Ying Su,Zhan Ling,Haochen Shi,Jiayang Cheng,Yauwai Yim,Yangqiu Song
2024-10-05
Abstract:Large language models~(LLMs) have been adopted to process textual task description and accomplish procedural planning in embodied AI tasks because of their powerful reasoning ability. However, there is still lack of study on how vision language models~(VLMs) behave when multi-modal task inputs are considered. Counterfactual planning that evaluates the model's reasoning ability over alternative task situations are also under exploited. In order to evaluate the planning ability of both multi-modal and counterfactual aspects, we propose ActPlan-1K. ActPlan-1K is a multi-modal planning benchmark constructed based on ChatGPT and household activity simulator iGibson2. The benchmark consists of 153 activities and 1,187 instances. Each instance describing one activity has a natural language task description and multiple environment images from the simulator. The gold plan of each instance is action sequences over the objects in provided scenes. Both the correctness and commonsense satisfaction are evaluated on typical VLMs. It turns out that current VLMs are still struggling at generating human-level procedural plans for both normal activities and counterfactual activities. We further provide automatic evaluation metrics by finetuning over BLEURT model to facilitate future research on our benchmark.
Computation and Language
What problem does this paper attempt to address?

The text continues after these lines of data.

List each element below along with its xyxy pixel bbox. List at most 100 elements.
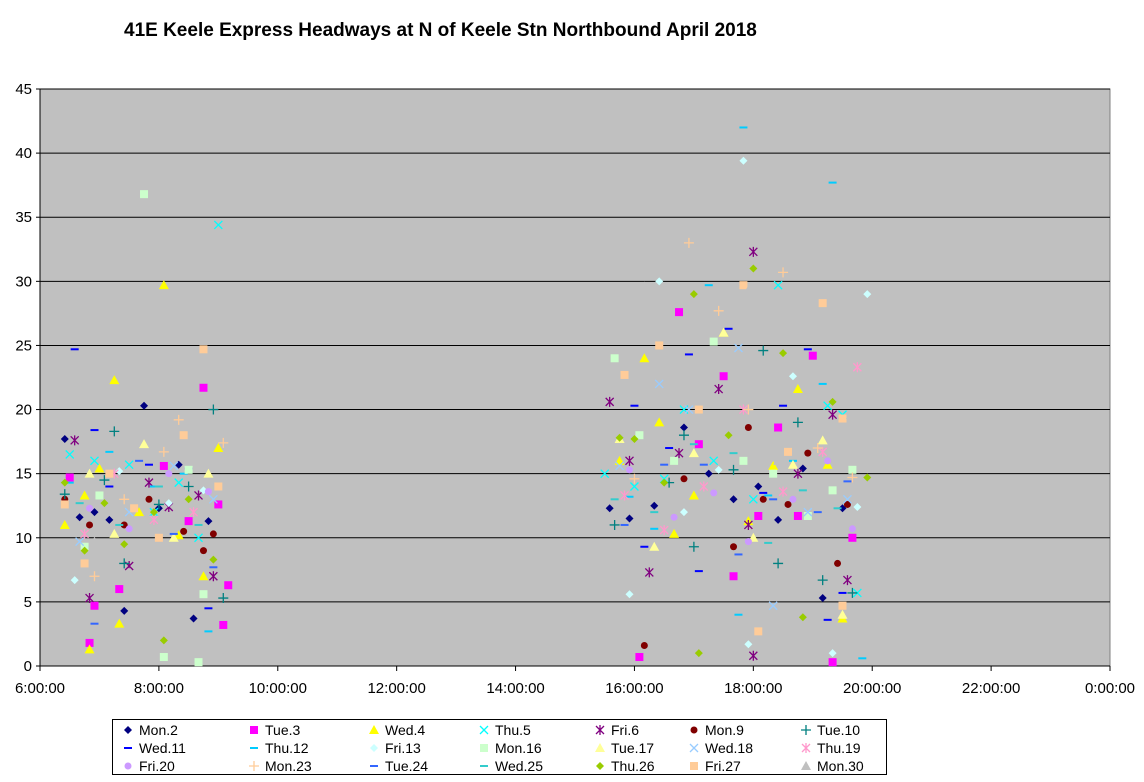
series-fri-20 bbox=[86, 457, 856, 546]
data-point bbox=[60, 478, 69, 487]
data-point bbox=[683, 237, 694, 248]
data-point bbox=[792, 417, 803, 428]
data-point bbox=[114, 618, 125, 628]
data-point bbox=[89, 571, 100, 582]
data-point bbox=[704, 469, 713, 478]
legend-label: Mon.16 bbox=[495, 740, 542, 756]
series-mon-9 bbox=[61, 424, 851, 649]
data-point bbox=[213, 443, 224, 453]
data-point bbox=[193, 562, 204, 572]
series-tue-3 bbox=[65, 308, 857, 667]
legend-label: Thu.26 bbox=[611, 758, 655, 774]
data-point bbox=[670, 513, 678, 521]
legend-item: Fri.20 bbox=[121, 757, 175, 775]
chart-title: 41E Keele Express Headways at N of Keele… bbox=[124, 20, 757, 41]
data-point bbox=[153, 567, 164, 577]
legend-item: Wed.4 bbox=[367, 721, 425, 739]
data-point bbox=[789, 495, 797, 503]
data-point bbox=[670, 456, 679, 465]
data-point bbox=[680, 475, 688, 483]
data-point bbox=[804, 449, 812, 457]
data-point bbox=[837, 609, 848, 619]
legend-label: Wed.25 bbox=[495, 758, 543, 774]
data-point bbox=[853, 503, 862, 512]
data-point bbox=[803, 507, 813, 517]
data-point bbox=[125, 525, 133, 533]
legend-label: Tue.3 bbox=[265, 722, 301, 738]
legend-label: Mon.9 bbox=[705, 722, 744, 738]
data-point bbox=[842, 494, 852, 504]
data-point bbox=[203, 468, 214, 478]
data-point bbox=[709, 337, 718, 346]
data-point bbox=[778, 267, 789, 278]
data-point bbox=[109, 528, 120, 538]
data-point bbox=[60, 500, 69, 509]
data-point bbox=[144, 477, 154, 488]
data-point bbox=[145, 495, 153, 503]
data-point bbox=[89, 536, 100, 546]
y-tick-label: 0 bbox=[24, 658, 32, 675]
data-point bbox=[189, 614, 198, 623]
data-point bbox=[739, 456, 748, 465]
y-tick-label: 15 bbox=[15, 466, 32, 483]
data-point bbox=[183, 481, 194, 492]
data-point bbox=[744, 424, 752, 432]
data-point bbox=[625, 590, 634, 599]
x-tick-label: 22:00:00 bbox=[962, 680, 1020, 697]
data-point bbox=[218, 593, 229, 604]
data-point bbox=[194, 658, 203, 667]
legend-marker bbox=[595, 743, 605, 752]
data-point bbox=[824, 457, 832, 465]
data-point bbox=[848, 533, 857, 542]
legend-item: Mon.23 bbox=[247, 757, 312, 775]
data-point bbox=[179, 431, 188, 440]
data-point bbox=[224, 581, 233, 590]
data-point bbox=[684, 405, 694, 415]
data-point bbox=[710, 489, 718, 497]
data-point bbox=[615, 433, 624, 442]
data-point bbox=[863, 473, 872, 482]
data-point bbox=[729, 572, 738, 581]
legend-label: Mon.23 bbox=[265, 758, 312, 774]
data-point bbox=[713, 305, 724, 316]
legend-marker bbox=[596, 762, 604, 770]
data-point bbox=[629, 482, 639, 491]
legend-marker-icon bbox=[479, 725, 489, 735]
y-tick-label: 40 bbox=[15, 145, 32, 162]
data-point bbox=[79, 490, 90, 500]
data-point bbox=[818, 299, 827, 308]
data-point bbox=[808, 351, 817, 360]
data-point bbox=[158, 446, 169, 457]
data-point bbox=[189, 507, 199, 518]
data-point bbox=[730, 543, 738, 551]
legend-item: Wed.25 bbox=[477, 757, 543, 775]
data-point bbox=[90, 508, 99, 517]
legend-label: Fri.6 bbox=[611, 722, 639, 738]
data-point bbox=[130, 504, 139, 513]
legend-marker-icon bbox=[250, 726, 258, 734]
legend-marker bbox=[801, 725, 811, 735]
legend-label: Mon.2 bbox=[139, 722, 178, 738]
legend-item: Mon.2 bbox=[121, 721, 178, 739]
series-thu-26 bbox=[60, 264, 872, 658]
data-point bbox=[75, 513, 84, 522]
data-point bbox=[620, 490, 629, 501]
data-point bbox=[769, 469, 778, 478]
legend-marker-icon bbox=[124, 747, 132, 749]
data-point bbox=[688, 267, 699, 277]
data-point bbox=[848, 525, 856, 533]
legend-marker bbox=[369, 725, 379, 734]
data-point bbox=[94, 463, 105, 473]
data-point bbox=[848, 465, 857, 474]
data-point bbox=[199, 345, 208, 354]
data-point bbox=[729, 495, 738, 504]
plot-area bbox=[39, 88, 1111, 667]
legend-label: Fri.20 bbox=[139, 758, 175, 774]
data-point bbox=[159, 461, 168, 470]
data-point bbox=[852, 362, 862, 373]
data-point bbox=[120, 540, 129, 549]
legend-marker bbox=[689, 743, 699, 753]
data-point bbox=[168, 532, 179, 542]
data-point bbox=[758, 345, 769, 356]
data-point bbox=[748, 494, 758, 504]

The paper attempts to address the issue of evaluating the program planning capabilities of Visual Language Models (VLMs) under multimodal task inputs in household activities. Specifically: - Current Large Language Models (LLMs) have demonstrated strong reasoning abilities in processing text task descriptions and generating program plans, but there is insufficient research on the performance of Visual Language Models (VLMs) under multimodal task inputs. - The paper proposes a new benchmark dataset, ActPlan-1K, which is constructed based on ChatGPT and the household activity simulator iGibson2. It includes 153 activities and 1187 instances, with each instance comprising natural language task descriptions and multiple environment images. - By evaluating the action sequence plans generated by VLMs, it is found that current VLMs still struggle to generate human-level program plans, especially in normal and counterfactual activities. - Automatic evaluation metrics are proposed, including the Longest Common Subsequence (LCS) score and accuracy scoring based on the BLEURT model, to facilitate future research work. Overall, the paper aims to fill the gap in evaluating the planning capabilities of VLMs in multimodal household activity scenarios and provides a comprehensive benchmark dataset to advance research in the related field.